The current issue for the Smith County Animal Control office is that although they have room for 82 kennels, once the animal population exceeds 47, they must euthanize the animals. Additionally, the office is understaffed - they currently have one full-time position to take care of the animals they pick up around the county.
Furthermore, any stray found cannot be surrendered to the county office; their office doesn't allow for the public to give strays to them like the SPCA or other human societies around the city do.

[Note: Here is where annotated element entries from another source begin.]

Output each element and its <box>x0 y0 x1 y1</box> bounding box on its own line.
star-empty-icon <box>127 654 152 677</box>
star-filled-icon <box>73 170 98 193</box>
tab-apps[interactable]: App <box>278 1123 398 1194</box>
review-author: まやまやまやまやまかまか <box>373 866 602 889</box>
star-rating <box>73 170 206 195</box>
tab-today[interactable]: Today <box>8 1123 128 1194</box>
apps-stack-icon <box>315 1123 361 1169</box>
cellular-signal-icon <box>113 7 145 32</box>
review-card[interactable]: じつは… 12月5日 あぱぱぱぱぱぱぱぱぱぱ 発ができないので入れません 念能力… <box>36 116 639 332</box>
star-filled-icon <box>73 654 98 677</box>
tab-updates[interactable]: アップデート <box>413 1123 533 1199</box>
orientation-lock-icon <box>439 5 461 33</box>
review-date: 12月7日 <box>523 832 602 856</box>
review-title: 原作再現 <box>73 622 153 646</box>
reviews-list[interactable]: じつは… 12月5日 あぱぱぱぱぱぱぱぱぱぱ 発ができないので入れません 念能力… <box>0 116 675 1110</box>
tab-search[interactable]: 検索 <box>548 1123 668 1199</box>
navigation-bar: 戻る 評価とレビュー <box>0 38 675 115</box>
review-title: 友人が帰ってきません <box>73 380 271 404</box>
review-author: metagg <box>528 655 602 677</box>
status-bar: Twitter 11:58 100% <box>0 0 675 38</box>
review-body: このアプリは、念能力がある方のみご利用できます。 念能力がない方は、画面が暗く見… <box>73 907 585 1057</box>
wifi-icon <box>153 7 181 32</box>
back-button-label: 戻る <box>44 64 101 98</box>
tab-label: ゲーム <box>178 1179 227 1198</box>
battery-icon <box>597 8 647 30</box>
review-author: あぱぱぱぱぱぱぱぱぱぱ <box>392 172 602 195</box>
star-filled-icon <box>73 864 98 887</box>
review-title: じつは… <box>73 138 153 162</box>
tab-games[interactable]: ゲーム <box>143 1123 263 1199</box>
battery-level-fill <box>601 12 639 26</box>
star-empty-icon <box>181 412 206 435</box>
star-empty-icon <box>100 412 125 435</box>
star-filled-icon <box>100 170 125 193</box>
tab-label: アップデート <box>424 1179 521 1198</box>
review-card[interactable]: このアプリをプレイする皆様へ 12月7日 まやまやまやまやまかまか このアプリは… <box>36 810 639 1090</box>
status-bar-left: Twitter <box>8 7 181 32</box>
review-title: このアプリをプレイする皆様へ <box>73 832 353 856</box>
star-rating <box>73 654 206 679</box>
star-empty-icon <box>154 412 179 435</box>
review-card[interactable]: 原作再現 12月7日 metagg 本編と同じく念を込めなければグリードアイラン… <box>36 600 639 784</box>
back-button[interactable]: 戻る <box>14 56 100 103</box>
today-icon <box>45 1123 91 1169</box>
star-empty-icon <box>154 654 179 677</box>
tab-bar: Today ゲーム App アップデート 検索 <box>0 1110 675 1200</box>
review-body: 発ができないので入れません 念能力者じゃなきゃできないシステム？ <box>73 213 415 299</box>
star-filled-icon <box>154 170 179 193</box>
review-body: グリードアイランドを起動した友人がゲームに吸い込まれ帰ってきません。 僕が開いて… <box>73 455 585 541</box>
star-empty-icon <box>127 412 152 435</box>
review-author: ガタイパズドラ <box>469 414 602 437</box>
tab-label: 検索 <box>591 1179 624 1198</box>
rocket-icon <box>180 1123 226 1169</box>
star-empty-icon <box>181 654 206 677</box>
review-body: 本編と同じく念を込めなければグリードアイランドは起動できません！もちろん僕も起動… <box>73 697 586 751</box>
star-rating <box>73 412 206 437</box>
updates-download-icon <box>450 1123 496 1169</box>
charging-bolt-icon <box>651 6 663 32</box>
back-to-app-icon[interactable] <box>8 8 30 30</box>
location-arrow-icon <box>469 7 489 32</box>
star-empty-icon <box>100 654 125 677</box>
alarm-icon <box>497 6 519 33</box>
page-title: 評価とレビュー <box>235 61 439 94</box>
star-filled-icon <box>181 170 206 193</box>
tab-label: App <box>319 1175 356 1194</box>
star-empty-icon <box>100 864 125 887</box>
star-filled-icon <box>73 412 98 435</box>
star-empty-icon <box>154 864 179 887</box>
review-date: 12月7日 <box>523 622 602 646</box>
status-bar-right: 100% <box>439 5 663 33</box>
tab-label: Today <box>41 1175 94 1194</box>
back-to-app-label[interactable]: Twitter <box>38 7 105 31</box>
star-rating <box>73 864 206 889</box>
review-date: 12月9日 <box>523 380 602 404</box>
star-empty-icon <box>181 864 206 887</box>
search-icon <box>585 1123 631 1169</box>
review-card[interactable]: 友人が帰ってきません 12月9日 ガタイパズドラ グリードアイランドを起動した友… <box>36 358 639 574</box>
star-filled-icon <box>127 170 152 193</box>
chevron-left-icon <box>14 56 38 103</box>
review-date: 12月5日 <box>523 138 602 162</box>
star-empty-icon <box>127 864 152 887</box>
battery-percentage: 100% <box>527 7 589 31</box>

These issues have hit a fever-pitch as the county and SPCA are investigating a current case in Smith County where upwards of 20 animals were abandoned and neglected. The SPCA doesn't have the space to rescue all the animals associated with this case, which led them to begin their path to commissioners court to help ease the lack of funding for the county's office in conjunction with the overpopulation all the shelters are experiencing.
Dobbs explained: "We're urging the commissioners to revisit their budget this year and make some allowances, urgent allowances, for them to complete their facility and offer an intake and surrender policy."
As they await the decision of the commissioners court, Dobbs detailed the best way to ensure Smith County, and all of East Texas, curbs their overcrowding problem of strays.
"Spay and neuter is the solution to everyone's problem," said Dobbs. "If you really boil this whole thing down and say 'why are we in this position that we are in' as a county, its because we need to spay and neuter our pets."
For those who would like to adopt a new furry friend, they can visit the SPCA of East Texas' website, where donations can also be given to the facility.